# Pro Vari



## Rob Fisher (4/3/14)

Found the most expensive PV I've seen... it's the ProVari... it's pretty expensive and I guess that's why I don't see it on any of the SA web sites. And am I missing something because it seems to be a VV and not a VW device?

Anyone ever played with one? What the verdict?


----------



## Andre (4/3/14)

The Provari is just VV. A very good product, but expensive. VapeMob sells the Mini (if I understand their web site - do not know why they offer a 18650 batt as an option) at R4 000.00.

Reactions: Like 1


----------



## Rob Fisher (4/3/14)

Matthee said:


> The Provari is just VV. A very good product, but expensive. VapeMob sells the Mini (if I understand their web site - do not know why they offer a 18650 batt as an option) at R4 000.00.
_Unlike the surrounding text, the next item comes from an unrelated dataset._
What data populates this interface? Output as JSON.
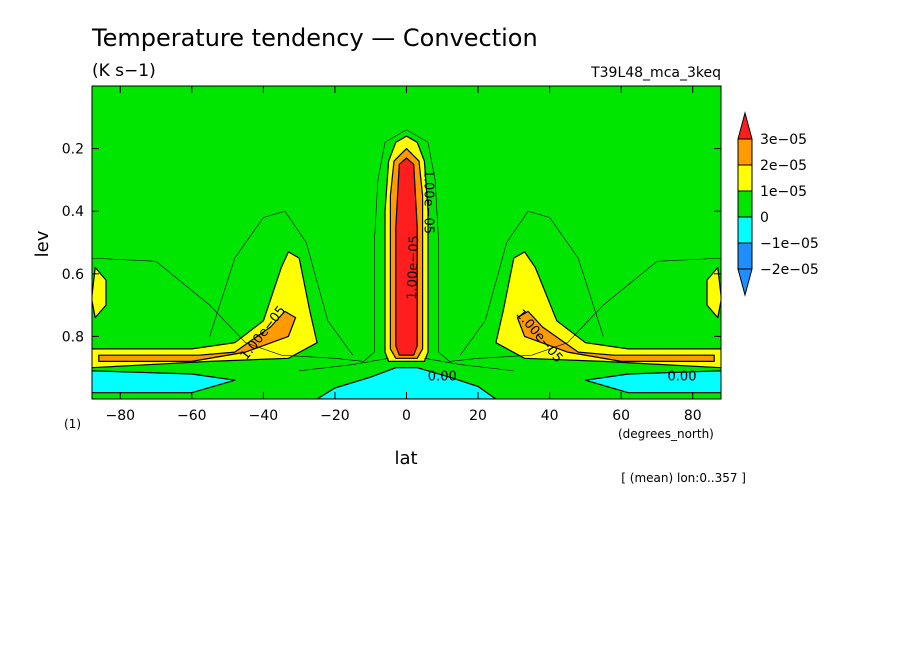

Damn! That's a lot of moola for a VV... I could buy nearly six MVP's for that price... doesn't make too much sense?


----------



## CraftyZA (4/3/14)

Rob Fisher said:


> Damn! That's a lot of moola for a VV... I could buy nearly six MVP's for that price... doesn't make too much sense?


They are trying to ride a dying reputation in my opinion.
ProVari was one of the 1st adjustable output devices. A / the pioneer. But tech moved on. They did not. They will do well adding a new vw with rms output.

Reactions: Agree 1


----------